Check out the animated show Bat out of Hell on Kickstarter!

Growing up with writers

I finally took the time to do the important work of Googling this phrase I remembered hearing on NPR a few years ago:

Mr. YGLESIAS: Right. I mean, it is true that if you come from a family of writers, you understand that there is always an assassin in the family.

(Soundbite of laughter)

Mr. YGLESIAS: I don’t really know any other way of doing the writing. So I didn’t feel I had any choice. And there were times when I considered just not publishing the book or not showing it to anyone. But I also knew that I felt that so acutely, that it was so dangerous, was also a sign that I was writing it correctly.

GROSS: Had your parents, in their novels, written characters that you knew were based on you that you found troubling?

Mr. YGLESIAS: Actually, even when someone writes you in a novel flatteringly, the truth is it’s always troubling because it’s odd to be a minor character in someone else’s life since we’re always the major character in our own lives.

GROSS: Oh that’s so interesting, the way you put it.

Mr. YGLESIAS: It’s always disturbing.

GROSS: So was that upsetting to see that in your parents’ work you were a minor character?

Mr. YGLESIAS: It was very strange, always disturbing. And I believe, although people will say otherwise, that it’s always disturbing to people to appear in someone’s book. It’s just – it offends the natural narcissism of every individual.

From a 2009 episode of “Fresh Air,” in which Terry Gross interviews Rafael Yglesias about his novel based on his marriageA Happy Marriage: A Novel.

Comments

  1. Matthew Lickona says:

    I’ll stop now.

    • Southern Expat says:

      No, but see, the other folks only feel that way because they’re narcissists. I’d rather be an assassin than a narcissist anyday.

      • Southern Expat says:

        WAIT – have you considered pitching the Percy book as “a crack team of assassins converges upon New Orleans?” That could change everything.

        • Matthew Lickona says:

          Does that mean you’ve finished Chapter One and have decided that without a crack team of assassins converging upon New Orleans, it’s a non-starter? That seems to be the consensus.

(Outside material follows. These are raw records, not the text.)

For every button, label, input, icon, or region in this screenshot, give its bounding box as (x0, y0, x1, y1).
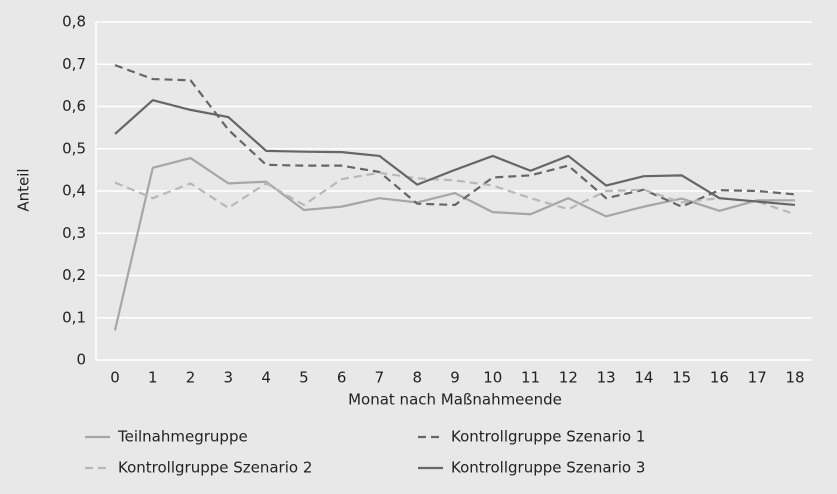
x-tick-label: 15 (672, 369, 691, 387)
x-tick-label: 17 (748, 369, 767, 387)
y-tick-label: 0,4 (62, 182, 86, 200)
x-tick-label: 10 (483, 369, 502, 387)
series-line (114, 64, 796, 208)
x-tick-label: 8 (412, 369, 422, 387)
x-tick-label: 0 (110, 369, 120, 387)
x-tick-label: 14 (634, 369, 653, 387)
series-line (114, 171, 796, 216)
y-tick-label: 0,3 (62, 224, 86, 242)
y-axis-label: Anteil (15, 168, 33, 211)
y-tick-label: 0,6 (62, 97, 86, 115)
legend-label: Teilnahmegruppe (117, 428, 248, 446)
series-line (114, 99, 796, 207)
y-tick-label: 0,5 (62, 139, 86, 157)
x-tick-label: 1 (148, 369, 158, 387)
y-tick-label: 0,1 (62, 308, 86, 326)
x-tick-label: 11 (521, 369, 540, 387)
x-tick-label: 16 (710, 369, 729, 387)
x-tick-label: 12 (559, 369, 578, 387)
x-axis-label: Monat nach Maßnahmeende (348, 391, 562, 409)
legend-label: Kontrollgruppe Szenario 2 (118, 459, 312, 477)
legend-label: Kontrollgruppe Szenario 3 (451, 459, 645, 477)
x-tick-label: 9 (450, 369, 460, 387)
x-tick-label: 13 (597, 369, 616, 387)
x-tick-label: 4 (261, 369, 271, 387)
x-tick-label: 3 (224, 369, 234, 387)
x-tick-label: 2 (186, 369, 196, 387)
legend-label: Kontrollgruppe Szenario 1 (451, 428, 645, 446)
y-tick-label: 0,2 (62, 266, 86, 284)
y-tick-label: 0,8 (62, 13, 86, 31)
y-tick-label: 0 (76, 351, 86, 369)
y-tick-label: 0,7 (62, 55, 86, 73)
x-tick-label: 5 (299, 369, 309, 387)
x-tick-label: 6 (337, 369, 347, 387)
x-tick-label: 18 (785, 369, 804, 387)
x-tick-label: 7 (375, 369, 385, 387)
series-line (113, 156, 795, 331)
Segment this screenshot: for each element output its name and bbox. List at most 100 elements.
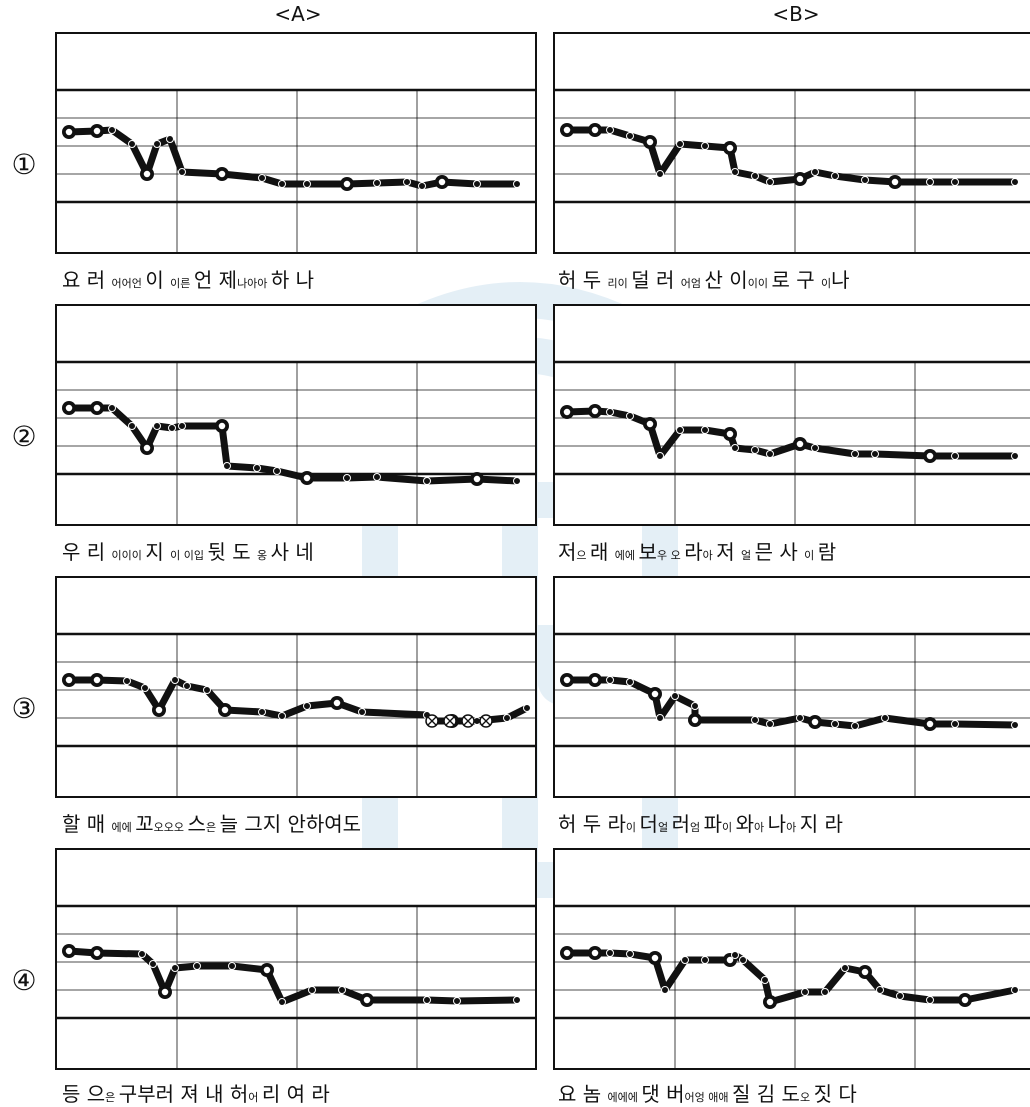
lyric-segment: 으: [86, 1082, 106, 1106]
contour-dot: [149, 960, 157, 968]
crossed-marker-line: [481, 716, 491, 726]
lyric-segment: 아: [786, 821, 800, 834]
contour-dot: [731, 951, 739, 959]
contour-dot: [308, 986, 316, 994]
contour-node-ring: [362, 995, 372, 1005]
contour-node-ring: [860, 967, 870, 977]
contour-dot: [123, 677, 131, 685]
contour-dot: [258, 708, 266, 716]
contour-dot: [766, 450, 774, 458]
contour-dot: [606, 949, 614, 957]
contour-dot: [138, 950, 146, 958]
contour-dot: [606, 126, 614, 134]
pitch-contour-a-3: [57, 632, 535, 796]
contour-node-ring: [64, 403, 74, 413]
contour-node-ring: [217, 169, 227, 179]
contour-dot: [171, 964, 179, 972]
contour-dot: [766, 720, 774, 728]
contour-dot: [373, 473, 381, 481]
contour-dot: [183, 682, 191, 690]
contour-dot: [691, 702, 699, 710]
contour-dot: [108, 404, 116, 412]
contour-node-ring: [562, 948, 572, 958]
lyric-segment: 댓 버: [641, 1082, 685, 1106]
contour-node-ring: [590, 948, 600, 958]
contour-dot: [523, 704, 531, 712]
pitch-contour-b-4: [555, 904, 1030, 1068]
contour-dot: [926, 178, 934, 186]
contour-dot: [253, 464, 261, 472]
contour-dot: [626, 678, 634, 686]
crossed-marker-line: [463, 716, 473, 726]
lyrics-caption-b-3: 허 두 라이 더얼 러엄 파이 와아 나아 지 라: [558, 808, 843, 837]
contour-node-ring: [160, 987, 170, 997]
lyric-segment: 할 매: [62, 812, 112, 836]
contour-dot: [278, 180, 286, 188]
contour-dot: [108, 126, 116, 134]
contour-node-ring: [342, 179, 352, 189]
contour-node-ring: [92, 403, 102, 413]
contour-dot: [128, 140, 136, 148]
contour-node-ring: [64, 946, 74, 956]
contour-dot: [751, 716, 759, 724]
column-header-b: <B>: [772, 2, 820, 26]
contour-dot: [811, 168, 819, 176]
contour-dot: [153, 422, 161, 430]
crossed-marker-line: [445, 716, 455, 726]
lyric-segment: 아: [702, 549, 717, 562]
contour-node-ring: [810, 717, 820, 727]
lyric-segment: 허 두: [558, 812, 608, 836]
lyric-segment: 로 구: [771, 268, 821, 292]
lyrics-caption-a-1: 요 러 어어언 이 이른 언 제나아아 하 나: [62, 264, 314, 293]
lyric-segment: 나: [831, 268, 850, 292]
lyric-segment: 어어언: [111, 277, 146, 290]
pitch-panel-b-1: [553, 32, 1030, 254]
contour-node-ring: [890, 177, 900, 187]
lyric-segment: 늘 그지 안하여도: [219, 812, 362, 836]
lyric-segment: 나: [767, 812, 787, 836]
lyric-segment: 이: [820, 277, 832, 290]
lyric-segment: 스: [187, 812, 206, 836]
contour-dot: [761, 976, 769, 984]
lyric-segment: 나아아: [237, 277, 271, 290]
lyric-segment: 람: [817, 540, 837, 564]
lyric-segment: 이이이: [111, 549, 146, 562]
lyric-segment: 라: [607, 812, 626, 836]
lyric-segment: 어엄: [680, 277, 705, 290]
contour-node-ring: [590, 675, 600, 685]
contour-dot: [881, 714, 889, 722]
lyrics-caption-b-1: 허 두 리이 덜 러 어엄 산 이이이 로 구 이나: [558, 264, 850, 293]
lyric-segment: 짓 다: [813, 1082, 857, 1106]
contour-dot: [951, 178, 959, 186]
contour-dot: [751, 172, 759, 180]
lyrics-caption-a-2: 우 리 이이이 지 이 이입 뒷 도 옹 사 네: [62, 536, 314, 565]
contour-dot: [626, 132, 634, 140]
contour-dot: [303, 180, 311, 188]
contour-node-ring: [795, 174, 805, 184]
contour-dot: [661, 986, 669, 994]
lyric-segment: 아: [754, 821, 768, 834]
contour-dot: [671, 692, 679, 700]
contour-dot: [303, 702, 311, 710]
column-header-a: <A>: [274, 2, 322, 26]
contour-dot: [701, 142, 709, 150]
contour-dot: [851, 450, 859, 458]
lyric-segment: 라: [684, 540, 703, 564]
pitch-panel-b-4: [553, 848, 1030, 1070]
contour-dot: [223, 462, 231, 470]
lyric-segment: 질 김 도: [732, 1082, 800, 1106]
contour-dot: [796, 714, 804, 722]
contour-dot: [228, 962, 236, 970]
lyric-segment: 믄 사: [754, 540, 805, 564]
pitch-panel-b-2: [553, 304, 1030, 526]
lyric-segment: 파: [703, 812, 723, 836]
contour-node-ring: [64, 675, 74, 685]
pitch-panel-b-3: [553, 576, 1030, 798]
contour-node-ring: [725, 955, 735, 965]
lyric-segment: 에에에: [607, 1091, 642, 1104]
contour-dot: [811, 444, 819, 452]
contour-node-ring: [220, 705, 230, 715]
contour-node-ring: [142, 169, 152, 179]
contour-line: [65, 676, 531, 725]
contour-dot: [418, 182, 426, 190]
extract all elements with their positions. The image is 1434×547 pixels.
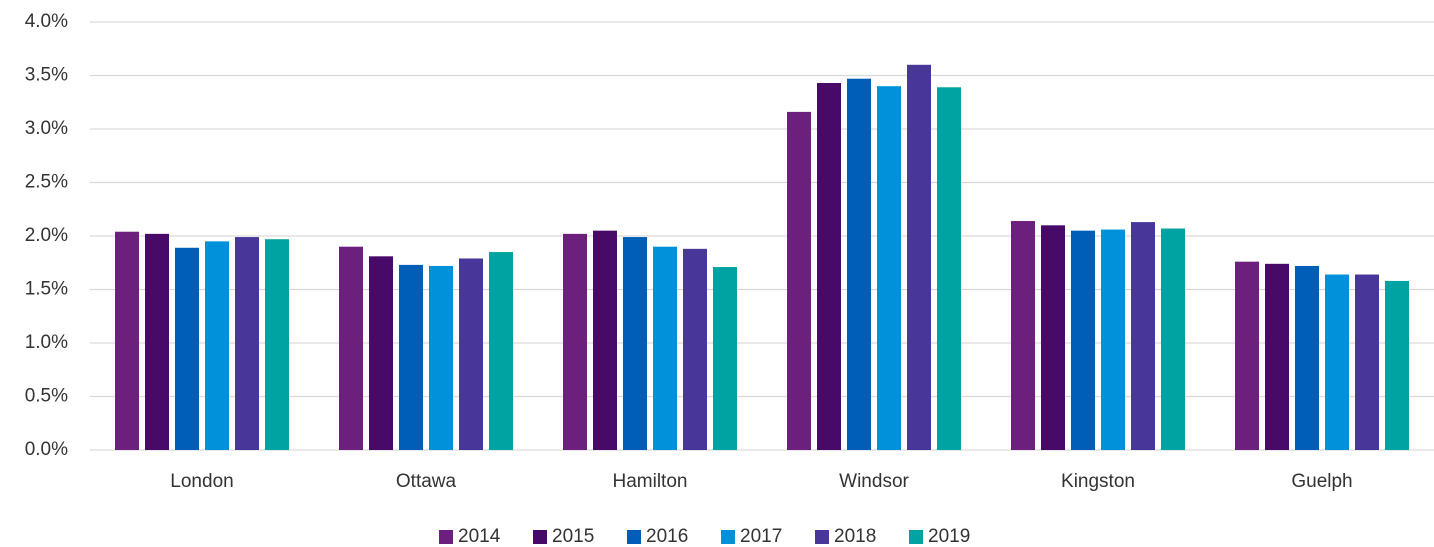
y-tick-label: 3.0% <box>25 118 68 139</box>
y-tick-label: 4.0% <box>25 11 68 32</box>
bar <box>847 78 871 451</box>
bar <box>877 86 901 450</box>
bar <box>489 252 513 450</box>
bar <box>265 239 289 450</box>
x-tick-label: London <box>170 471 233 492</box>
legend-swatch <box>439 530 453 544</box>
y-tick-label: 0.0% <box>25 439 68 460</box>
bar <box>1041 225 1065 450</box>
y-tick-label: 0.5% <box>25 386 68 407</box>
legend-swatch <box>909 530 923 544</box>
legend-swatch <box>627 530 641 544</box>
bar <box>1295 265 1319 450</box>
bar <box>1131 222 1155 450</box>
bar <box>937 87 961 451</box>
bar <box>339 246 363 450</box>
bar <box>1235 261 1259 450</box>
bar <box>429 265 453 450</box>
bar <box>1325 274 1349 450</box>
bar <box>1071 230 1095 450</box>
y-tick-label: 3.5% <box>25 65 68 86</box>
legend-label: 2019 <box>928 526 970 547</box>
bar <box>817 82 841 451</box>
bar <box>115 231 139 450</box>
legend-swatch <box>815 530 829 544</box>
bar <box>1355 274 1379 450</box>
bar <box>235 237 259 450</box>
bar <box>1161 228 1185 450</box>
legend-label: 2014 <box>458 526 501 547</box>
x-tick-label: Hamilton <box>613 471 688 492</box>
bar <box>653 246 677 450</box>
legend-swatch <box>533 530 547 544</box>
bar <box>175 247 199 450</box>
bar <box>787 111 811 450</box>
bar <box>1011 221 1035 450</box>
bar <box>683 248 707 450</box>
legend-label: 2018 <box>834 526 876 547</box>
bar <box>205 241 229 450</box>
bar <box>1385 280 1409 450</box>
y-tick-label: 1.5% <box>25 279 68 300</box>
bar <box>563 233 587 450</box>
bar <box>1265 263 1289 450</box>
y-tick-label: 2.0% <box>25 225 68 246</box>
bar <box>623 237 647 450</box>
legend-label: 2017 <box>740 526 782 547</box>
y-tick-label: 1.0% <box>25 332 68 353</box>
x-tick-label: Kingston <box>1061 471 1135 492</box>
x-tick-label: Windsor <box>839 471 909 492</box>
x-tick-label: Guelph <box>1291 471 1352 492</box>
x-tick-label: Ottawa <box>396 471 457 492</box>
bar <box>713 267 737 450</box>
bar <box>1101 229 1125 450</box>
legend-label: 2015 <box>552 526 594 547</box>
bar <box>369 256 393 450</box>
y-tick-label: 2.5% <box>25 172 68 193</box>
legend-swatch <box>721 530 735 544</box>
legend-label: 2016 <box>646 526 688 547</box>
bar <box>399 264 423 450</box>
bar <box>907 64 931 451</box>
bar <box>145 233 169 450</box>
bar <box>593 230 617 450</box>
bar <box>459 258 483 450</box>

          • Angelico Nguyen, Esq., OP says:

            I’m pretty sure Expat’s
            Saying to sex up the pitch, but not the text — That’s
            To say, pushing you to pull a bait-and-switch:
            You’re all assassins anyway already,
            Just not in the literal sense,
            But literary — A little like how Darth deep-sixed Luke’s dad:
            Sensational (some little bit),
            A little bent,
            But true
            From a certain point of view.

            • ENVOI

              I should note
              If you ran a poll
              On rewriting the work
              Then I would vote
              (As I think best)
              To rework the whole
              Into an assassin-infested
              Cajun-creole
              Alphonse sequel
              (All else being equal).

  2. Is this another opportunity to use my big bang joke?

    Assassins shoot guns, they go bang, and they also write books, which are creations. How can I swing it?

    • Angelico Nguyen, Esq., OP says:

      Subject 1 has begun ‘living in the metaphor’.

    • Cubeland Mystic says:

      Hi Betty

      I can’t make your joke work. I could write a combox story about the evil Professor Lawless who lectured undergrads about nuclear physics by day, and traded nuclear secrets by night. My job was to hire an assassin who could get close enough. Silke was a cosmologist who wrote books on the big bang, but the word on the street was that she was a freelance assassin. Allegedly she had deadly skills, and other talents beyond that of a bookish professor. All I had was a mission, a pile of cash for someone who could kill Lawless, and a big gun. Somehow I had to get my big gun into Silke’s hands, and I knew the only way to reach her was the Big Bang.

      It doesn’t quite work yet, but you get the point. We got assassins, authors, cosmology (i.e. creation), Nuclear Physics, spies, action, and the big bang. It’s packed with potential.

  3. Churchill says:

    I don’t really know what you’re talking about, and I didn’t get much sleep, but I wouldn’t presume to think I understood anybody well enough to write about them. As to whether I’d like to be a bit part or major part in anyone’s book, I wouldn’t think most people could understand me, but I suppose it wouldn’t bother me if they didn’t, although I remember a shocking possible consequence of someone writing about a man I once worked with, so for that reason I would say it’s better not to. And if they got me right, I would find it embarrassing if it were in the public domain, although a nice reference or letter to an employer doesn’t harm.

  4. Wait a minute, Matthew. Am I to understand that you’re circulating a first chapter but you haven’t seen fit to send it to me and the missus?

    I see how it stands… 😛

    Interesting observations from this guy. I went and listened to the interview — though I’m not sure if I’d actually like his book all the much from description. I was particularly fascinated by this part and by his description about how he wanted to write a novel about his marriage rather than a memoir because he thought a memoir would be less immediate.

  5. Churchill says:

    Reading these reviews has tainted my something or other.